The 80/20 Rule Applies to Filters

rtk supports 72 filter modules covering everything from git status to aws cli to prisma. But the top 10 filters -- git commands, grep, find, and the major test runners -- cover 95%+ of real-world usage. The remaining 62 modules serve increasingly niche use cases (how often does your LLM agent run psql or kubectl?).

This is a classic case where breadth of coverage creates maintenance burden without proportional value. rtk-go's 11 filters handle the commands that developers actually use daily, and the unified interface makes it trivial to add more as needed.

Rust's Complexity Was Not Justified Here

This is not a "Rust bad, Go good" argument. Rust is the right choice for performance-critical systems code, memory-unsafe environments, and projects where zero-cost abstractions matter. But a CLI output filter is none of those things. The program reads stdin, applies some regex transformations, and writes to stdout. It does not manage memory, handle concurrency, or require fearless parallelism.

Go's simplicity -- goroutines you do not need, a GC you do not notice, and a stdlib that covers 90% of use cases -- is a better fit for this problem domain. The benchmark confirms it: Go is faster here, not despite being garbage-collected, but because the problem does not stress the areas where Rust excels.

Shell Injection is a Design Choice

rtk's shell injection vulnerability is not a bug in the traditional sense. It is a consequence of choosing sh -c as the execution mechanism for convenience. When you wrap arbitrary user commands, the easy path is to concatenate them into a shell string. The safe path is to parse the command into an executable and argument array and use exec.Command (or std::process::Command with explicit args).

The lesson is that security constraints should shape architecture from the start. Making exec.Command the only execution path in rtk-go was not an afterthought -- it was a design constraint that informed every decision about how commands are parsed and dispatched.

Token Counting via chars/4 is Surprisingly Accurate

Both projects estimate token count as len(output) / 4. This is a rough heuristic -- real tokenizers like tiktoken produce different counts depending on the text. But for the purpose of showing "you saved X% of tokens," it is good enough. The relative savings percentage is what matters, and chars/4 tracks real token counts closely enough for English text.

Importing a tokenizer library would break the zero-dependency constraint and add startup latency for marginal accuracy improvement. Sometimes good enough really is good enough.

The Hook System is the Real Product

The biggest gap in rtk-go is not any specific filter -- it is rtk's hook system. rtk can integrate transparently with LLM agents by rewriting commands via PreToolUse hooks before the model sees them. The user never has to type rtk as a prefix; the tool inserts itself automatically.

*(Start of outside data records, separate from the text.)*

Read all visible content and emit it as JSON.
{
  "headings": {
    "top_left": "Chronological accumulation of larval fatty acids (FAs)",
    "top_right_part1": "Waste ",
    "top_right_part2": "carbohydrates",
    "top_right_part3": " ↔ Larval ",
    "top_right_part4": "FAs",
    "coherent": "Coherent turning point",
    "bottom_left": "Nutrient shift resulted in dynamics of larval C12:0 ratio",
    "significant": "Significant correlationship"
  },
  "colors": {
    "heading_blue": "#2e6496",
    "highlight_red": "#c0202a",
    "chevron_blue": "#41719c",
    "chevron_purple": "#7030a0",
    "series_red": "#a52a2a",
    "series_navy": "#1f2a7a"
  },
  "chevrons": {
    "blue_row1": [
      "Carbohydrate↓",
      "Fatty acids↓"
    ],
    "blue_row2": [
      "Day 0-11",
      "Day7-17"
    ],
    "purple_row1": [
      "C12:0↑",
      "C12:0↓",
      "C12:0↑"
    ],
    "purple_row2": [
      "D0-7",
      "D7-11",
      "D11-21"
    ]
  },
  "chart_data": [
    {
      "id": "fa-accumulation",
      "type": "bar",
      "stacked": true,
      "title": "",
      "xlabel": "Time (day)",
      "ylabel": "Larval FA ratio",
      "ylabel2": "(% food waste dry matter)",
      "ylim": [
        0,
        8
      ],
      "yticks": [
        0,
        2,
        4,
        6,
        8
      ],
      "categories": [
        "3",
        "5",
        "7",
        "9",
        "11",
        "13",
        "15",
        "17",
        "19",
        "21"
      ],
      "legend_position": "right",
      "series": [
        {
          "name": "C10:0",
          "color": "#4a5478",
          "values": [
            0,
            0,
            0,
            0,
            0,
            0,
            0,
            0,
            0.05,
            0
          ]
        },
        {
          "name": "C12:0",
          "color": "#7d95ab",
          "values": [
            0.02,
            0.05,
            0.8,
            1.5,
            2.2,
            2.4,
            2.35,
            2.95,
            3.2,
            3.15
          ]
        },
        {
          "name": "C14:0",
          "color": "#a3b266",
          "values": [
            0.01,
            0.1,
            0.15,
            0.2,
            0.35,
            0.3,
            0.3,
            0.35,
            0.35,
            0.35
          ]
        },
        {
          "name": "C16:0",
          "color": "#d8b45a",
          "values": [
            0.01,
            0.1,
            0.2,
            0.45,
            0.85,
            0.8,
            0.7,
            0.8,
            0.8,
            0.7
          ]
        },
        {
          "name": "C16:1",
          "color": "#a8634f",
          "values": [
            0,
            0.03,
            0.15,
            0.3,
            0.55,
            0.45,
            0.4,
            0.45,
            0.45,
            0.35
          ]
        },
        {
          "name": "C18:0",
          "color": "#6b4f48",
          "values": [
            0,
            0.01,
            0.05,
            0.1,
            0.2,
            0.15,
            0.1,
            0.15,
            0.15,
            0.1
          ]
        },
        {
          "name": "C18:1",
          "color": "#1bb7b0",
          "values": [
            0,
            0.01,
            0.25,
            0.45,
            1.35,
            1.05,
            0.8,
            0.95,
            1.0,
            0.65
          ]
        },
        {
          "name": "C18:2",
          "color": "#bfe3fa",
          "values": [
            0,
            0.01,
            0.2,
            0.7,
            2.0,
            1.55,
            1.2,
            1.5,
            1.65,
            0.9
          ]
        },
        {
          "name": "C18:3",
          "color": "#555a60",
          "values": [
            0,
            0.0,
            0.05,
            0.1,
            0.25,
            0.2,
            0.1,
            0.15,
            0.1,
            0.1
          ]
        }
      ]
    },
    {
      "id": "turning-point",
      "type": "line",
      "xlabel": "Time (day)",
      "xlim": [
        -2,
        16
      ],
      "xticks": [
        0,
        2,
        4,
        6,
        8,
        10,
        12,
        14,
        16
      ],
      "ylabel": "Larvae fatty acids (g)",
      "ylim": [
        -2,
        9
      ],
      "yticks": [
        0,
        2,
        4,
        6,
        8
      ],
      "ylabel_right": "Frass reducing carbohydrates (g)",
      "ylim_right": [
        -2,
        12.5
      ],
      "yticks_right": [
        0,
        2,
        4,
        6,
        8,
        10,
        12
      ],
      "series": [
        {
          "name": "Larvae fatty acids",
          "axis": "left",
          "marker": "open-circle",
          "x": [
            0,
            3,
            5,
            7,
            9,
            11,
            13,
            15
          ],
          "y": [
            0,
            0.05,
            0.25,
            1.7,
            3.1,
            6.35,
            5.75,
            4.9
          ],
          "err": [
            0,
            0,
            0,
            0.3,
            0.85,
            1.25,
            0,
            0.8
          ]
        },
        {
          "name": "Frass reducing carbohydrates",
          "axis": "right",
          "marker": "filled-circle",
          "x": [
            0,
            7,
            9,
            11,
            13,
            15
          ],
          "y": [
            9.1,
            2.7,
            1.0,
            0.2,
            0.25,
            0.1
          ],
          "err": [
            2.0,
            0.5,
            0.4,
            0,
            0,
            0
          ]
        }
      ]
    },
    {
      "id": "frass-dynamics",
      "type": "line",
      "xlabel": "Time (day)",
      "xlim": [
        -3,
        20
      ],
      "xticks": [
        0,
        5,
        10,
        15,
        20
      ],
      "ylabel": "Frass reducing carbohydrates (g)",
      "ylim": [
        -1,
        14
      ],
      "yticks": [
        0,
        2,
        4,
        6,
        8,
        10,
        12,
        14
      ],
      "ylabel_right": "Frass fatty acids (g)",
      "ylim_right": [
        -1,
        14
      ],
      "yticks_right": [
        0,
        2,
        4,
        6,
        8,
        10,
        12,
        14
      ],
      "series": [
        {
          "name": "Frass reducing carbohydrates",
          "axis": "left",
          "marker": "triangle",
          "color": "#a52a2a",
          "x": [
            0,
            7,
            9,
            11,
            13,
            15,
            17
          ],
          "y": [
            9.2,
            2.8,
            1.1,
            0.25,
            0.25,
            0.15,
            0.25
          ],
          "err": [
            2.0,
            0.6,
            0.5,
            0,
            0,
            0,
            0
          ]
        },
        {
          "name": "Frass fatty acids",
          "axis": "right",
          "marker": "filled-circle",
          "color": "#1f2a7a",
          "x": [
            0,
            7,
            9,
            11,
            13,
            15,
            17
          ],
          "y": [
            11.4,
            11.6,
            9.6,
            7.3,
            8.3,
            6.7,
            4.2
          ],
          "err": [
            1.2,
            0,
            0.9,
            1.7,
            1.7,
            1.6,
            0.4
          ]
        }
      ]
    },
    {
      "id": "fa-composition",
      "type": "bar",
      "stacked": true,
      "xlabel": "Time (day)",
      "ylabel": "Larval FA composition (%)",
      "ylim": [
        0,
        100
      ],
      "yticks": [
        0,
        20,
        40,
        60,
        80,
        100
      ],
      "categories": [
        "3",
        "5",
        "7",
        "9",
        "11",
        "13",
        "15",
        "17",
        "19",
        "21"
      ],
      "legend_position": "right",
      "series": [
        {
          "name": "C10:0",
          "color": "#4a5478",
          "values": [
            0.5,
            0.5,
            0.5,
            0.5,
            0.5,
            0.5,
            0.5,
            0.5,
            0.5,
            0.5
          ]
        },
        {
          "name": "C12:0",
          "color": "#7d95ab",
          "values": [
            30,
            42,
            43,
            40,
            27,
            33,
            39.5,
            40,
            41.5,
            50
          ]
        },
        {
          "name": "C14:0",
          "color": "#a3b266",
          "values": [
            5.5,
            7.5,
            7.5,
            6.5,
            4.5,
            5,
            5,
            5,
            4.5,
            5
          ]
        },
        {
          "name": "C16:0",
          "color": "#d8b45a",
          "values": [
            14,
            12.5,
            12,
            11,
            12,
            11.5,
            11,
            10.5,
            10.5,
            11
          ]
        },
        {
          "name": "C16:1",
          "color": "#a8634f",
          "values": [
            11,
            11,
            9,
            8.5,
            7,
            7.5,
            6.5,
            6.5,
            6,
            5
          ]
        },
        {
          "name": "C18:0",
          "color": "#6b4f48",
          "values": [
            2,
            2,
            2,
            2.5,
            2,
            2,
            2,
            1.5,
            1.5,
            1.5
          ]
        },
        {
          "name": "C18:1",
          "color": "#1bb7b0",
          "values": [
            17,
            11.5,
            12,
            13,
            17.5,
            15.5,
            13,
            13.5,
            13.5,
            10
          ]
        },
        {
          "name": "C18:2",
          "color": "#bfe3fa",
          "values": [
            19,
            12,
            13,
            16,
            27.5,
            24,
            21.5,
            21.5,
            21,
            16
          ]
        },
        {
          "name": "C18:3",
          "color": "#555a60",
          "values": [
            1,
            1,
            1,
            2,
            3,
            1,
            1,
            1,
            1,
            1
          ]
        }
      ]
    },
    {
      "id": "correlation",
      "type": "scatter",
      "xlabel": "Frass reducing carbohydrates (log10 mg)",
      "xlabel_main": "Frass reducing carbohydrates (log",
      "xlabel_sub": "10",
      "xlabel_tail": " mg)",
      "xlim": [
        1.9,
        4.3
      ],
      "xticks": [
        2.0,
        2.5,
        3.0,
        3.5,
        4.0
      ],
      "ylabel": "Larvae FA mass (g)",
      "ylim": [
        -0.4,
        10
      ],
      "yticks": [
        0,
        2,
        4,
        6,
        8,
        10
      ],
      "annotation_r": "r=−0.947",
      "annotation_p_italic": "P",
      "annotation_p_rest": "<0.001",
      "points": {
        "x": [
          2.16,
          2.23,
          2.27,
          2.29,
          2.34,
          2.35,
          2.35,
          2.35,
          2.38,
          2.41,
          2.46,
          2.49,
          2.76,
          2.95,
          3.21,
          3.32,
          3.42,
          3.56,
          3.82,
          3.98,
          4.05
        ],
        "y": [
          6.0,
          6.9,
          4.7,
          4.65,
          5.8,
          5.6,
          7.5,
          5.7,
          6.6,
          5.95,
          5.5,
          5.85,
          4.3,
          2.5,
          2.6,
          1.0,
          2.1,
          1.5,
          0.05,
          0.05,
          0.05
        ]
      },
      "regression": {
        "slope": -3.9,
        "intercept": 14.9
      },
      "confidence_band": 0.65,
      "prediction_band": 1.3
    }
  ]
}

Without hooks, rtk-go requires manual prefixing of every command. This is the difference between a tool that developers adopt and a tool that developers try once and forget. It is the most important feature to add next.

Try It

The code is at github.com/JSLEEKR/rtk-go. Install with:

go install github.com/JSLEEKR/rtk-go@latest

Or build from source:

git clone https://github.com/JSLEEKR/rtk-go.git
cd rtk-go
go build -o rtk-go ./cmd/rtk-go

It is a single binary, zero dependencies, and it works on Linux, macOS, and Windows. If you use LLMs for coding and want to cut your token costs, give it a try.